I hope nobody is offended by this, but it must be shared.
Yesterday, we were having a lesson with Ricardo. He has mentioned that he was lifting weights the other night, so as good little missionaries, trying to make everything apply, we decided to use that for an analogy. We were going along the lines of "just like you need to exercise your body with weights, how can we exercise our spirit?" aka church.read. all the typical answers.
nothing out of the ordinary.
The question was played, "Ricardo, why do you exercise and lift weights?".
without skipping a beat he says, "so I have no problem jumping the border. they'll never catch me"
I was crying. mainly because I knew how dead serious he was.
well.....somehow we taught an entire lesson on the atonement being related to jumping the border.
and it's actually one of the best/spiritual lessons i've been in.
If I was watching myself, I would be proud.

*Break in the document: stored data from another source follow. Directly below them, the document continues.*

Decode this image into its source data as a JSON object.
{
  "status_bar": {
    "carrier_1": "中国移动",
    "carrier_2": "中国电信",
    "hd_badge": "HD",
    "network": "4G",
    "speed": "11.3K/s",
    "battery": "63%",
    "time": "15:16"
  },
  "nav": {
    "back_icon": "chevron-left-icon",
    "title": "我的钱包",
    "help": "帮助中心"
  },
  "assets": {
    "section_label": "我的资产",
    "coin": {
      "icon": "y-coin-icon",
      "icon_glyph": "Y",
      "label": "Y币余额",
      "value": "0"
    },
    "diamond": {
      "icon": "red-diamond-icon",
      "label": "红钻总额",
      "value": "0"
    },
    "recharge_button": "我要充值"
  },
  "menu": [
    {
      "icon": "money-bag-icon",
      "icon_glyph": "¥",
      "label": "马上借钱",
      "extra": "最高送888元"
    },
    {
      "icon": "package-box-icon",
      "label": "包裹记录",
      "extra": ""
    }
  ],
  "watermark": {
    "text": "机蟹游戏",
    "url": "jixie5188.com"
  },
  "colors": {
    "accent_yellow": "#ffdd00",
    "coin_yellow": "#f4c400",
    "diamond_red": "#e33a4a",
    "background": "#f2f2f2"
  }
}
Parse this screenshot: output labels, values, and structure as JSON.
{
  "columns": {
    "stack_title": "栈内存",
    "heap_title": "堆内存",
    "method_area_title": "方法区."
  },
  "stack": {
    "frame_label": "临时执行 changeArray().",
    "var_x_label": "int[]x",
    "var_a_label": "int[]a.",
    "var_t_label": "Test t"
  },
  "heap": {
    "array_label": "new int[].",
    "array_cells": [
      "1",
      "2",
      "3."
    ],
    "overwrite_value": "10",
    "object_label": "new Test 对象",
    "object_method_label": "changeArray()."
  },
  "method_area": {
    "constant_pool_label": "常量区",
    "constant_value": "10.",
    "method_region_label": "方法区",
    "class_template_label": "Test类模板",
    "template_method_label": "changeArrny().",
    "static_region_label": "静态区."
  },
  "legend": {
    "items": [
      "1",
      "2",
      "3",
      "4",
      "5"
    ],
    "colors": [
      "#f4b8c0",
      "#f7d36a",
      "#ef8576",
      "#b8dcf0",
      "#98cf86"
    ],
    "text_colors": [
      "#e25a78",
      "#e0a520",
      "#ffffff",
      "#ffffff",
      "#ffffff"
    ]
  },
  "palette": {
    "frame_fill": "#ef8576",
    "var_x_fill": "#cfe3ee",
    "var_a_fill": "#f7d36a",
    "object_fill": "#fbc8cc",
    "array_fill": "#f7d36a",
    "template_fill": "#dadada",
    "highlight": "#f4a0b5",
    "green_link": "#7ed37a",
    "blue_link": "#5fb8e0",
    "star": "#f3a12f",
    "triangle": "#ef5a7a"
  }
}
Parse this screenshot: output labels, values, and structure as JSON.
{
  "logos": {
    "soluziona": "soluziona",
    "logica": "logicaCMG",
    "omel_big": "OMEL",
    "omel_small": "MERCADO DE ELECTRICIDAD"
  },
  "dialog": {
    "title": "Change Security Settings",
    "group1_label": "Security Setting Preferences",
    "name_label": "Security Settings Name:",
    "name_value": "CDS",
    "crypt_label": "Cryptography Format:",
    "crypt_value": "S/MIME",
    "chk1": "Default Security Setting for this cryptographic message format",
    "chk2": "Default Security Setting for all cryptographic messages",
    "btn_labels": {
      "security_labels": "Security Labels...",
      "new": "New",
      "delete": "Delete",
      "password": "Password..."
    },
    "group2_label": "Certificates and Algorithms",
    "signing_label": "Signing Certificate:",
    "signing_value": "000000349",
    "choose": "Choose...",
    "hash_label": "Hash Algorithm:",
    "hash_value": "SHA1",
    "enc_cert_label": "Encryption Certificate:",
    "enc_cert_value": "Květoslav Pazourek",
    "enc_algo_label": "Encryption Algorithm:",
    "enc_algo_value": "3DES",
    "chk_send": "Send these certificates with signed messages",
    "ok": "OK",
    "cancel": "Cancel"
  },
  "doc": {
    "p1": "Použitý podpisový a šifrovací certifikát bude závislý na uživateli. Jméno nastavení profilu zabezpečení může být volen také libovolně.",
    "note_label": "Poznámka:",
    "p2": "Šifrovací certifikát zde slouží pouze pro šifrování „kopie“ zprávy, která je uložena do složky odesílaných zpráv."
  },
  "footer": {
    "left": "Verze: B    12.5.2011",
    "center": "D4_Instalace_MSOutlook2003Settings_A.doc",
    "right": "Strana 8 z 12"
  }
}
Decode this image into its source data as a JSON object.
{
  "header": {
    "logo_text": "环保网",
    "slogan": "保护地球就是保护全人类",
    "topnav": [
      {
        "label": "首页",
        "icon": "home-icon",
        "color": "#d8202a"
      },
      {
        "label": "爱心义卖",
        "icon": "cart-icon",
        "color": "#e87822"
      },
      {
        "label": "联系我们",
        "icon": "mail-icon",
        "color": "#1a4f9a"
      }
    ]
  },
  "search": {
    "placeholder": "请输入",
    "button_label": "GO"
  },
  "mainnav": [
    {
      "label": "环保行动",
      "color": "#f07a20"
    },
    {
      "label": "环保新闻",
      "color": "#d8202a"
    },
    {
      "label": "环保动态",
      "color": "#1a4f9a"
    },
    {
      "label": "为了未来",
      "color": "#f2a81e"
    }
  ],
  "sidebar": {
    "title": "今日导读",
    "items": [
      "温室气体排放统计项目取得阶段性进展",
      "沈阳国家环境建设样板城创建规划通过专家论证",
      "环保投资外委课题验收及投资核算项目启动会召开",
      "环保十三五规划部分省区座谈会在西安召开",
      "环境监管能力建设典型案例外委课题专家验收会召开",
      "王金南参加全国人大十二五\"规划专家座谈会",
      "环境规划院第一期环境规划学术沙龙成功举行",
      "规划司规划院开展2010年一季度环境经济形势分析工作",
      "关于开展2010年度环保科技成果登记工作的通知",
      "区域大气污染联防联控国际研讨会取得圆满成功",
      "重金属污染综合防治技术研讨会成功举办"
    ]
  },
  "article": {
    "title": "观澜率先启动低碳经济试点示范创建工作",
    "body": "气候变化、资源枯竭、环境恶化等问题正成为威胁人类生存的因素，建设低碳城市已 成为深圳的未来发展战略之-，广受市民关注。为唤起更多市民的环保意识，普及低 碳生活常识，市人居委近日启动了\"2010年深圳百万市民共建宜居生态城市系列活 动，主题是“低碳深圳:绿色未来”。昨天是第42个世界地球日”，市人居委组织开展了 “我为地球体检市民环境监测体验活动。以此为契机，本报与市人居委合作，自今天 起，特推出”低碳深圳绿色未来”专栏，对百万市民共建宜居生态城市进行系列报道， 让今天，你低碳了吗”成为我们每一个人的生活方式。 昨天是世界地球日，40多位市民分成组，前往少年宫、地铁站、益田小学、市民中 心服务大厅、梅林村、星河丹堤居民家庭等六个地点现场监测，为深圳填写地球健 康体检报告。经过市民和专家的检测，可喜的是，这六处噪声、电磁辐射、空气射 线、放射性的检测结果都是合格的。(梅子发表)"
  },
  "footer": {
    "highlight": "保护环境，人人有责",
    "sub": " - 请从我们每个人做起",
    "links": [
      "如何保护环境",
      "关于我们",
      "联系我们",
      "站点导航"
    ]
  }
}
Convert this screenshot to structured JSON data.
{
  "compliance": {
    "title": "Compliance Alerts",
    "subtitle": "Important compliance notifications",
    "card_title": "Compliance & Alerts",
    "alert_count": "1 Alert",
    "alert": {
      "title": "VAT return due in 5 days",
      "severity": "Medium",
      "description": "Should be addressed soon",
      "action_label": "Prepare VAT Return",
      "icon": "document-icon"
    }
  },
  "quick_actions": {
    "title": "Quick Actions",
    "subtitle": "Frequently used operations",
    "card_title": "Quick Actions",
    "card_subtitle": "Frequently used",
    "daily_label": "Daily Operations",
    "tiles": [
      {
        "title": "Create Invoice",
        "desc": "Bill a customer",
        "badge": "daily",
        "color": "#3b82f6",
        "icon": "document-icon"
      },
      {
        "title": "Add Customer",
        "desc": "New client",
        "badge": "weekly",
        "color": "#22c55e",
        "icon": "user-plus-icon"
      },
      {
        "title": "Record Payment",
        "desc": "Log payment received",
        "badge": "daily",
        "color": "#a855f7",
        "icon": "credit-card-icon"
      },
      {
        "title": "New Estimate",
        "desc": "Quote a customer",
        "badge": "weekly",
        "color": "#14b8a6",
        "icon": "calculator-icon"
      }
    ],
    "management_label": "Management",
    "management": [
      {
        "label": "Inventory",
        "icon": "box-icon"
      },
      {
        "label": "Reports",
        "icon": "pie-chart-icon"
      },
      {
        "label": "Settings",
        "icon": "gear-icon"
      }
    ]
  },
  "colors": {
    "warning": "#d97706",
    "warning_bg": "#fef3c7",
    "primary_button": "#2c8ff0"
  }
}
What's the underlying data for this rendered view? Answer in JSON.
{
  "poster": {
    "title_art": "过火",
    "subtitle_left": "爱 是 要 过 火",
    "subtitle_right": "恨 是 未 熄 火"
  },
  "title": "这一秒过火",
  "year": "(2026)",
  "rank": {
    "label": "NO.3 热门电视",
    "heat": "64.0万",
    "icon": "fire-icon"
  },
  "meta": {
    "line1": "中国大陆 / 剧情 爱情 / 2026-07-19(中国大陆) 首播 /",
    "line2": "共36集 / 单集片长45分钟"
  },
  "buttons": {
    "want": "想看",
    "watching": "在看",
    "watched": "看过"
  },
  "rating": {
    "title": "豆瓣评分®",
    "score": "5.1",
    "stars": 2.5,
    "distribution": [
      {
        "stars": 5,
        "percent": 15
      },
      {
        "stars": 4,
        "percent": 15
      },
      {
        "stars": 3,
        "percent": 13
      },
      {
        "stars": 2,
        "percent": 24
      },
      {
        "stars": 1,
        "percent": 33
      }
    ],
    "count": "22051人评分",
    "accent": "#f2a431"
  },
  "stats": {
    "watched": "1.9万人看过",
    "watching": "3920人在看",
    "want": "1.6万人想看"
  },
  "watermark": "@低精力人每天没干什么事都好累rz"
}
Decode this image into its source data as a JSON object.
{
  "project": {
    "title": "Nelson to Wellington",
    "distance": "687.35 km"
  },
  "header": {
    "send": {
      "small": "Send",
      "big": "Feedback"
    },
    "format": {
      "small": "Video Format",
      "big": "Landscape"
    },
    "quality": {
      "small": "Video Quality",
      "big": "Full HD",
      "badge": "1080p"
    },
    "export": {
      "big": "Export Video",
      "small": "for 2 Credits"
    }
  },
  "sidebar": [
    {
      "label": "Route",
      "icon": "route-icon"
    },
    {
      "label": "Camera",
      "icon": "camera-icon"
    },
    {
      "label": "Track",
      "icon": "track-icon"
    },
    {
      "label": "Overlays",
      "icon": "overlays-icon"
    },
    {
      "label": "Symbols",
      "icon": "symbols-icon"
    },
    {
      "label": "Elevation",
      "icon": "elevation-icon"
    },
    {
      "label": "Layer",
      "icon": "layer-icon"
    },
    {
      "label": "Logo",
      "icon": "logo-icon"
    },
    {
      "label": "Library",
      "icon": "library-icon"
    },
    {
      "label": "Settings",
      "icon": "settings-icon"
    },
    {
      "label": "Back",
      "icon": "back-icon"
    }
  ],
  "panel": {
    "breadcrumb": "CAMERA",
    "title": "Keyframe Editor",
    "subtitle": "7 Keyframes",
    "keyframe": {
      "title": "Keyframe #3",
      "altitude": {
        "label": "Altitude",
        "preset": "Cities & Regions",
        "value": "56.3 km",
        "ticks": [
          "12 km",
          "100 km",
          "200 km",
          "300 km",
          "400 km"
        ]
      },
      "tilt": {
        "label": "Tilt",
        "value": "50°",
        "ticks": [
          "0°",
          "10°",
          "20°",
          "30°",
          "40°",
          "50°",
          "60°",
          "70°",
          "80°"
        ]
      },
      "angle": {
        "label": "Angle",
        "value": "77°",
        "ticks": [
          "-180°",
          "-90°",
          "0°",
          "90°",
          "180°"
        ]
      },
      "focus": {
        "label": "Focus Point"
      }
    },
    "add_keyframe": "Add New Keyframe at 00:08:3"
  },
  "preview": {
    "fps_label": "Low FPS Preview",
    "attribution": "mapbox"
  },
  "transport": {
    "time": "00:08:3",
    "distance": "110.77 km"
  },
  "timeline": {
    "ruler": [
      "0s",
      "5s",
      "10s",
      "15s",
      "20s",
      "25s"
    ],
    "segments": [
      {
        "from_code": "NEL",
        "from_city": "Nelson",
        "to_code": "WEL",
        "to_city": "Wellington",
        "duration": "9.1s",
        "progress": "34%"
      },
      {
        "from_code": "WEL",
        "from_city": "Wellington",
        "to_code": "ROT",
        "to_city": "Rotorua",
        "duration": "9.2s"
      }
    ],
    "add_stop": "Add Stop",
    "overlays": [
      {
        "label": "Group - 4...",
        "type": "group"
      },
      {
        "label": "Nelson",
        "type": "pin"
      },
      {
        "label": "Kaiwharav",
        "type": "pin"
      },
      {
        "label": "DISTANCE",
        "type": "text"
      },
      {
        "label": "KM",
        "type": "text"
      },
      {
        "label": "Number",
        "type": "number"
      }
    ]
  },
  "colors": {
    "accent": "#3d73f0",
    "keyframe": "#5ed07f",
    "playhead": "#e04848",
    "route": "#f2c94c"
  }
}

Also, have I told how great my previous stalking skills have come into play on the mission? It's nothing short of marvelous. We were driving down the street going towards G-units house. Except we were really going there with the intent to teach Blanca (Because if we got G-unit and Gabriel they would just talk and talk and talk and no lesson would be taught). As we are on our way, we see Blanca walking home, but about 6ish blocks away. Somehow we had to make it non chelant that we would "just run into her", somehow at her house, at the exact same time as her, withour her dad knowing. Aka we had to be at her house, without being seen by her or her family. Not so easy when you are in a little red car, in a place where not a lot of people have cars. Hence where stalking comes into play.
We take this really weird alternate route, where i'm pretty part of it cars are not normally allowed. We take the back entrance of the trailor park and drive painfully slow. Yes, all the neighbors just looked at us and thought "it's the mormons at it again". We got to a corner where our car was hidden and Hermana Wheatley sticks her head out the window, watching for blanca. As soon as she started coming up the street, I turn the corner, just slow enough we would still catch her, but her dad wouldn't see us first. We finally drove through a crowd of pigeons and passed her, going the opposite way, just before she got home.
We then pretended like it was some miraculous serendipidous event that we just happened to pass by her. She obviously bought it and started freaking out because she was SO happy to see us. She started crying as we had an opening prayer.
Then her dad came out, and the lesson turned into a huge talk about marriage advice. Who would have thought the bible would be the next 17 magazine dating guide? They are already making bets on when Hermana Wheatley will get married. I pulled the "I'm still here for over a year! can't pick on me!"
Did I ever tell you about Daniel and how we are helping him with his alcohol addiction? Well a week or two ago we go over, he's drinking whiskey. I'm sick of it, cause he's always drunk. So we put a picture of the temple on the front and a list of people he loves on the back label. I then told him to go dump out his bottle. Which he did. It was actually super cool experience, besides me smelling like whiskey, mcdonals and dogs because of it. He said that was the day he would stop drinking. I think he was doing good, but the other day we drive up. Hermana Wheatley was on the phone and looking for him. I see him around the corner with a can of beer. He saw us, freaked out and dove into bushes. this man is almost 80 years old. I guess that's one way to avoid the missionaries
And as if my life couldn't get funnier,
we were with the Elders at Antonio's place doing a pass off lesson. We were all getting into our cars and I look at the door and I see this bright light which looked like a fire. I got super nervous for a second because we've had 2 huge fires in our area this week alone. But then I thought it must be my imagination. He then flings open the door, holding a HOME MADE TORCH in his hand! He ran our with this huge flame and said "THIS IS LIKE THE SPIRIT. LIKE A FIRE BURNING".
This is not real life. I must be making this up.
But I'm not.
And the crazy thing is, amongst all of this, and a bunch of other stories that I haven't even touched on we are teaching like crazy. Knocking on tons of doors, passing out Libros de Mormon like hot cakes. I thought a mission would be all serious, but most of my spiritual experiences have actually been paired with some of the funniest experiences. And we're having a blast. Is that legal? I don't even know. But I do know that this church is special. We not only have the opportunity and authority to have eternal life, but we have the reason to enjoy life here! It's a message of hope and purpose, and I love that. and I'm so lucky to be a part of it.
Well that's about it. Incase you couldn't tell, I'm just cracking up right now and can only think of the really funny things. Also, I ate cow stomach lining/intestine soup (actually I'm not entirely sure what it was) yesterday. all the members were amazed that I tried it. But I had to, just to say I did.
Enjoy the last few hours of April! I can't believe it's May already. Make sure you party hard for Cinco de Mayo.....cause it's gonna be nuts down here. it already is.
Love You. Can't wait to hear from you. Keep sending awesome stories (like the pink 5K...loved hearing about that) and keep me updated!
xoxo
hermana aguas
p.s. HEATHER FOSTER I CAN'T BELIEVE YOU ARE GETTING MARRIED IN LESS THAN TWO WEEKS!